Modern browsers sometimes keep keyboard focus in the omnibox, which means embedded login forms (Instagram, Facebook, etc.) never expose their AXTextField nodes to accessibility clients. Starting November 2025:

  1. peekaboo see performs a normal accessibility traversal.
  2. If zero text fields are detected, the command locates the dominant AXWebArea (or equivalent) inside the target window and performs a synthetic AXPress.
  3. The traversal runs one more time. If the web view exposes its inputs after gaining focus, they now appear in the JSON output.

This fallback only runs inside the resolved window (it wont hop between windows) and logs a debug entry when it fires.
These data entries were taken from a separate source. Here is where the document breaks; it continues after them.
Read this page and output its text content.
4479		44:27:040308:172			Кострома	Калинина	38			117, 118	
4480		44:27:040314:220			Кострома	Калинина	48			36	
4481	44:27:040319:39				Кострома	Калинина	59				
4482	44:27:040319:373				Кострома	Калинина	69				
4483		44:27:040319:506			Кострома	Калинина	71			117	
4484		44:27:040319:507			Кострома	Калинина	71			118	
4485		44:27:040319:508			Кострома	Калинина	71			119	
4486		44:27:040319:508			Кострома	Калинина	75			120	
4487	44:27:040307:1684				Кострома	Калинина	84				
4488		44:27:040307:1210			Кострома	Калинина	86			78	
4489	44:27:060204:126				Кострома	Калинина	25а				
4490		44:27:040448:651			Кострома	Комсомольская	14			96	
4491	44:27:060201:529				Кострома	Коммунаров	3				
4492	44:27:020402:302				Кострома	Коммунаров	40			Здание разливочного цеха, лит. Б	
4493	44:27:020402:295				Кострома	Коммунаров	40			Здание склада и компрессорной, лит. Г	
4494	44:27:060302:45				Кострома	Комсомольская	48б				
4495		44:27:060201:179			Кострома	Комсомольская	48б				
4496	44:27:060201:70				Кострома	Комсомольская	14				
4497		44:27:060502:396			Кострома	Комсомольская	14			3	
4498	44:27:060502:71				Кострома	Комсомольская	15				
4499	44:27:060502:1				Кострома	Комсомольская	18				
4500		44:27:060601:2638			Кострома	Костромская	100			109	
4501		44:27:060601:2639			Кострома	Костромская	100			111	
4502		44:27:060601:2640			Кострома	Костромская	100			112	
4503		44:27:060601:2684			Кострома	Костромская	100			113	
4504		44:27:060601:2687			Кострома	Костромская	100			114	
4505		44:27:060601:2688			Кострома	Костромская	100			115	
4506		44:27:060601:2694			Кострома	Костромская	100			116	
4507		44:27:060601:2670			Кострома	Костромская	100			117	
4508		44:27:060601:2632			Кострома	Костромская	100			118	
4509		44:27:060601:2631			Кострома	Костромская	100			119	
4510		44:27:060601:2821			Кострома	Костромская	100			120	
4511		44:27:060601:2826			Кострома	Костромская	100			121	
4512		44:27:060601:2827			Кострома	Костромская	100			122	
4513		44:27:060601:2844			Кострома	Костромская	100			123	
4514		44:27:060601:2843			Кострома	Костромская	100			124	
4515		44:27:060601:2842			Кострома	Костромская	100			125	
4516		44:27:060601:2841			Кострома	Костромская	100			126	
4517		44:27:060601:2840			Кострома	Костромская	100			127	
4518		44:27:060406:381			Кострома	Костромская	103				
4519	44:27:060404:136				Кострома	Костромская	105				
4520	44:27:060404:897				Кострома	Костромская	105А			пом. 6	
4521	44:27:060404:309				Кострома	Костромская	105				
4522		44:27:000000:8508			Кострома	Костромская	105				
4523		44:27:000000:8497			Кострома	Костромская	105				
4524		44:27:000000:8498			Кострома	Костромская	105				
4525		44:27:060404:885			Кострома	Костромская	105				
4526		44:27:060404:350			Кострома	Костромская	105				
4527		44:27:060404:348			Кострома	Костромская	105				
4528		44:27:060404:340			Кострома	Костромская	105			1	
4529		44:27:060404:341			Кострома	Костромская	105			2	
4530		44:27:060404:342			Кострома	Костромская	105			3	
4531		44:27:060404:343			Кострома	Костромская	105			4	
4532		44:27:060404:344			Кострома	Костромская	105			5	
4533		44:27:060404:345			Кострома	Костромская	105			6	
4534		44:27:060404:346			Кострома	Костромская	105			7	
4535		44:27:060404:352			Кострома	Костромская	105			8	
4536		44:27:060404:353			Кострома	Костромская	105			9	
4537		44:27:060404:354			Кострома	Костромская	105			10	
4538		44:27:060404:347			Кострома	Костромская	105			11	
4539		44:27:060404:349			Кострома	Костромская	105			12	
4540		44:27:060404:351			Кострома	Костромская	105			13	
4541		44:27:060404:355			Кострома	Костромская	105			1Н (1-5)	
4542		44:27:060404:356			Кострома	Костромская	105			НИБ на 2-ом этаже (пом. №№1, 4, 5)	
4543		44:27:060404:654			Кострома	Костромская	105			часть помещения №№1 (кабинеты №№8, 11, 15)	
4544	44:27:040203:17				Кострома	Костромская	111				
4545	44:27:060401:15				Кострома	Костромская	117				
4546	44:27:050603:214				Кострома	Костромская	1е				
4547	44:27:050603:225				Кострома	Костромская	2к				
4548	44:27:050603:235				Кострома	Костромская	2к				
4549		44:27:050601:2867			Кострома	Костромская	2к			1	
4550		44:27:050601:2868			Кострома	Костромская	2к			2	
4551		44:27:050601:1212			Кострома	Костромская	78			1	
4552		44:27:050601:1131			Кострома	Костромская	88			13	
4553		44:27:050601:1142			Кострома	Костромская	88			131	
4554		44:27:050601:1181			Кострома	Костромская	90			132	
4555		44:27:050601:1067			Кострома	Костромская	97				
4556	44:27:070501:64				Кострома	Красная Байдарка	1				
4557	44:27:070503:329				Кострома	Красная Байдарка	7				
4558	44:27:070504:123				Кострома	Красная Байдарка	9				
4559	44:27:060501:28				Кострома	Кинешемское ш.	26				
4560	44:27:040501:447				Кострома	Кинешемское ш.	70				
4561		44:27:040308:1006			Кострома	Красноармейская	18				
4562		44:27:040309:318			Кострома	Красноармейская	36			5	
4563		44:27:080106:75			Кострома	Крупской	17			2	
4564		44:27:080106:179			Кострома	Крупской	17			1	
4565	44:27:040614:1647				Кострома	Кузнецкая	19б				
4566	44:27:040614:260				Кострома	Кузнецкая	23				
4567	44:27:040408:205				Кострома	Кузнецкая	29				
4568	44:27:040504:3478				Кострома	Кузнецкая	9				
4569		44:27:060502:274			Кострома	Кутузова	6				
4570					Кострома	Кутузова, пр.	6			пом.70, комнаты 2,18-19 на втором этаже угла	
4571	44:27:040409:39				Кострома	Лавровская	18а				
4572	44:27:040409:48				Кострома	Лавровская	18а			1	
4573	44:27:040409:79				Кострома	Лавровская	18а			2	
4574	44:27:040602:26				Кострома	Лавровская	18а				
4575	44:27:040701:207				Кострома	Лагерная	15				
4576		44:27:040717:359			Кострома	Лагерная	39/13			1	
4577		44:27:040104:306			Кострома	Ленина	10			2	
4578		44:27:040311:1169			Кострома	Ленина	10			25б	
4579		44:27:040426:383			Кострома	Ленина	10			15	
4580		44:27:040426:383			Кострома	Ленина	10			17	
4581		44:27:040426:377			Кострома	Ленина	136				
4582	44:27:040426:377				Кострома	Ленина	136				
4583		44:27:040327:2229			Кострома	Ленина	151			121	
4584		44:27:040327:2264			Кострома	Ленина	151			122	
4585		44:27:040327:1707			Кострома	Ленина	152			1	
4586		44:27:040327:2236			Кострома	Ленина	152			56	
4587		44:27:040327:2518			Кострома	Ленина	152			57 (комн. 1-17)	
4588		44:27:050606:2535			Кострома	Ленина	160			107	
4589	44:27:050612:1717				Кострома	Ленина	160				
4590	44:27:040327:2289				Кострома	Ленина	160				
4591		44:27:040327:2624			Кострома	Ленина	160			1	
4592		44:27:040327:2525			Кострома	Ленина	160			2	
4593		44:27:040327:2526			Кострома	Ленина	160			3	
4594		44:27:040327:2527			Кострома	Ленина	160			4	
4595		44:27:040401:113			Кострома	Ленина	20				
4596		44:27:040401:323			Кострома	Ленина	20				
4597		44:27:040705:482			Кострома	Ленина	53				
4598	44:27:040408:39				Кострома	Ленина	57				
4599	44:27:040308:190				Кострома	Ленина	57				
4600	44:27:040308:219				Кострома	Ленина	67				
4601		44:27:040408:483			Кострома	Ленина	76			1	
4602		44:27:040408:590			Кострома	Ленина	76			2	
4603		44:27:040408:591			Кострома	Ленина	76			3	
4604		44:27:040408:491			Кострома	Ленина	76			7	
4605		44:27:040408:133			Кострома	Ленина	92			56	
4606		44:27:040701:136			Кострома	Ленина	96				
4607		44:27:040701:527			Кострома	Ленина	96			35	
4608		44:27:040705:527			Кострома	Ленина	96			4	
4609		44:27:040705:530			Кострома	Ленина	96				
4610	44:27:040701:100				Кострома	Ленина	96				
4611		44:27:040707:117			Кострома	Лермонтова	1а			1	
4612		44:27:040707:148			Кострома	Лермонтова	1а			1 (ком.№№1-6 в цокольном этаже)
If you need to disable it for a specialized flow, run see inside a different window or manually focus the desired element first.

JSON output primer

When --json is supplied, the CLI prints:

  • snapshot_id reference for subsequent click --snapshot … and type --snapshot ….
  • ui_map path to the persisted snapshot file (~/.peekaboo/snapshots/<id>/snapshot.json).
  • ui_elements flattened list of actionable nodes (buttons, text fields, links, etc.).
  • interactable_count, element_count, capture_mode, and performance metadata for debugging.
  • Each ui_elements[n] entry now mirrors the raw AX metadata we capture—title, label, description, role_description, help, identifier, and the keyboard shortcut if one exists. That makes Chrome toolbar icons (which frequently hide their name in AXDescription) searchable without relying on coordinates.
  • GLM vision model analysis responses are converted from the model's 0-1000 bounding box coordinate space into screenshot pixel coordinates before they are printed, so follow-up click --coords calls can use returned box centers directly.

Use jq or any JSON parser to find elements:

peekaboo see --app "Safari" --json --path /tmp/safari-see.png \
  | jq '.data.ui_elements[] | select(.label | test("Sign in"; "i"))'

# Toolbar buttons that only expose AXDescription:
peekaboo see --app "Google Chrome" --json --path /tmp/chrome-see.png \
  | jq '.data.ui_elements[] | select((.description // "") | test("Wingman"; "i"))'

Troubleshooting tips

  • If the CLI reports blind typing, pass an explicit --app, --pid, --window-id, or fresh --snapshot so type can resolve a background target process, or add --foreground when the target app requires focused keyboard input.
  • If JSON/text output reports AX tree truncated, rerun with larger --max-depth, --max-elements, or --max-children values. For repeated captures, export the matching PEEKABOO_AX_MAX_* environment variable before launching Peekaboo.
  • Missing text fields after the fallback usually means the page is shielding its inputs from AX entirely. For Chrome targets, use the browser tool (statusconnectsnapshot/fill/click) after enabling Chrome remote debugging; otherwise rely on image-based hit tests.
  • For repeatable local tests, run RUN_LOCAL_TESTS=true swift test --filter SeeCommandPlaygroundTests to exercise the Playground fixtures mentioned in docs/research/interaction-debugging.md.
  • Rapid repeated see calls for the same window reuse a short-lived AX cache (~1.5s); wait a beat if you need a fully fresh traversal.

Smart label placement (--annotate)

  • The SmartLabelPlacer generates external label candidates (above/below/sides/corners) for each element, filters out overlaps/out-of-bounds positions, then scores remaining spots via AcceleratedTextDetector.scoreRegionForLabelPlacement to prefer calm regions. Internal placements are a last-resort fallback.
  • Edge-aware scoring samples a padded rectangle (6px halo, clamped to the image) so the chosen region stays clean once text is drawn; above/below placements get slight bonuses to reduce sideways clutter.
  • Preferred orientations nudge horizontally tight elements toward vertical labels when scores tie.
  • Tests: Apps/CLI/Tests/CoreCLITests/SmartLabelPlacerTests.swift (run with swift test --package-path Apps/CLI --filter SmartLabelPlacerTests).
  • Manual validation: peekaboo see --app Playground --annotate --path /tmp/see.png --json then inspect the annotated PNG; if labels cover dense UI, capture the repro and adjust padding/scoring before committing.